Date: 05/06/2019 Written by: Daisy 2 minutes to read.
Opinion

LGBT is on the curriculum from 2020. However, previous attempts at introducing LGBT education into schools has faced protests, with debates on whether it’s appropriate at such a young age. Is it here to stay this time? 

LGBT education has been in the news recently following protests from adults who believe it should not be taught to children in primary school. Unfortunately, this debate led one Birmingham school to halt this important education until the issues are resolved.

Fortunately, MPs have recently voted to make relationships and sex education (RSE), including LGBT education compulsory from September 2020, which means that children across Britain will be receiving LGBT education. It’s about damn time.

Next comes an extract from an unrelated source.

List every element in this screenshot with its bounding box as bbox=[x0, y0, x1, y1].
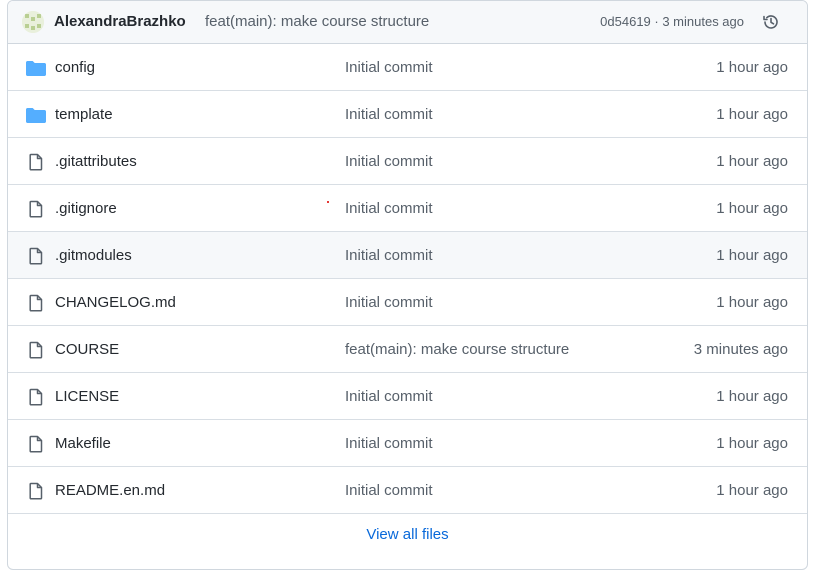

What will children be taught?

The RSE being made compulsory will see primary school children being taught about different families, including those with LGBT parents, and secondary school children being taught about sexual orientation and gender identity. Modern day Britain is becoming increasingly diverse, which is a thing to celebrate, and so RSE is important in teaching children that not everybody has to follow the same ‘conventional’ pattern with regards to sex and relationships, and to teach them to understand and accept such differences in society. It's important to tell Ronan that Poppy in his class has two mummy's or two daddy's and importantly, that it is normal. 

Why should children learn about LGBT?

Children need to learn about LGBT issues and relationships to encourage greater inclusion, acceptance and understanding of differences and diversity in society. We like to call this peace. The teaching of peace. Homophobia and discrimination have no place in society today, yet nearly half of LGBT students say they are being bullied. LGBT Education is primary school is not about how two women or two men have sex, so let's get that out of the way.  

Education around LGBT issues aims to challenge homophobic bullying and discrimination and is a key asset in encouraging future generations to be more welcoming to people regardless of their identity or sexual orientation.

"Nearly half of LGBT students admit to being bullied".

In addition to having a greater understanding and acceptance of others, children need to have a greater understanding and acceptance of themselves. Sexual orientation and gender identity issues are happening at a young age, with an increasing number of children aged 10 and under being referred to NHS support services for transgender feelings. By providing them with education on LGBT issues and relationships from an early age, they are given the knowledge they need to begin to understand who they are.

The protests which halted an LGBT programme in a Birmingham school argued that these teachings went against their beliefs and were not age-appropriate. It really is important to listen and understand everybody's views, and talk this out. By explaining that teaching LGBT is about teaching acceptance and inclusion, we should be able to get everyone on side. Beleifs are important but should we really have to choose between beliefs and identity? The two are, after all, often intertwined. Sexual orientation and gender identity are ever present and don’t conform to people’s beliefs, which can sometimes leave people conflicted and struggling to accept who they are. Children need to receive LGBT education so that those facing difficulties with their identity are supported by those around them and are shown that there’s nothing wrong about being yourself.

"Should we really have to choose between beliefs and identity?"

Education is about giving children and young people the tools they need to thrive in later life and depriving them of any social teachings is not appropriate for modern day Britain. Sex, race, religion, gender and disability – they are all undergoing changes in acceptance and inclusion. It would be a shame to limit this progress by limiting our teachings.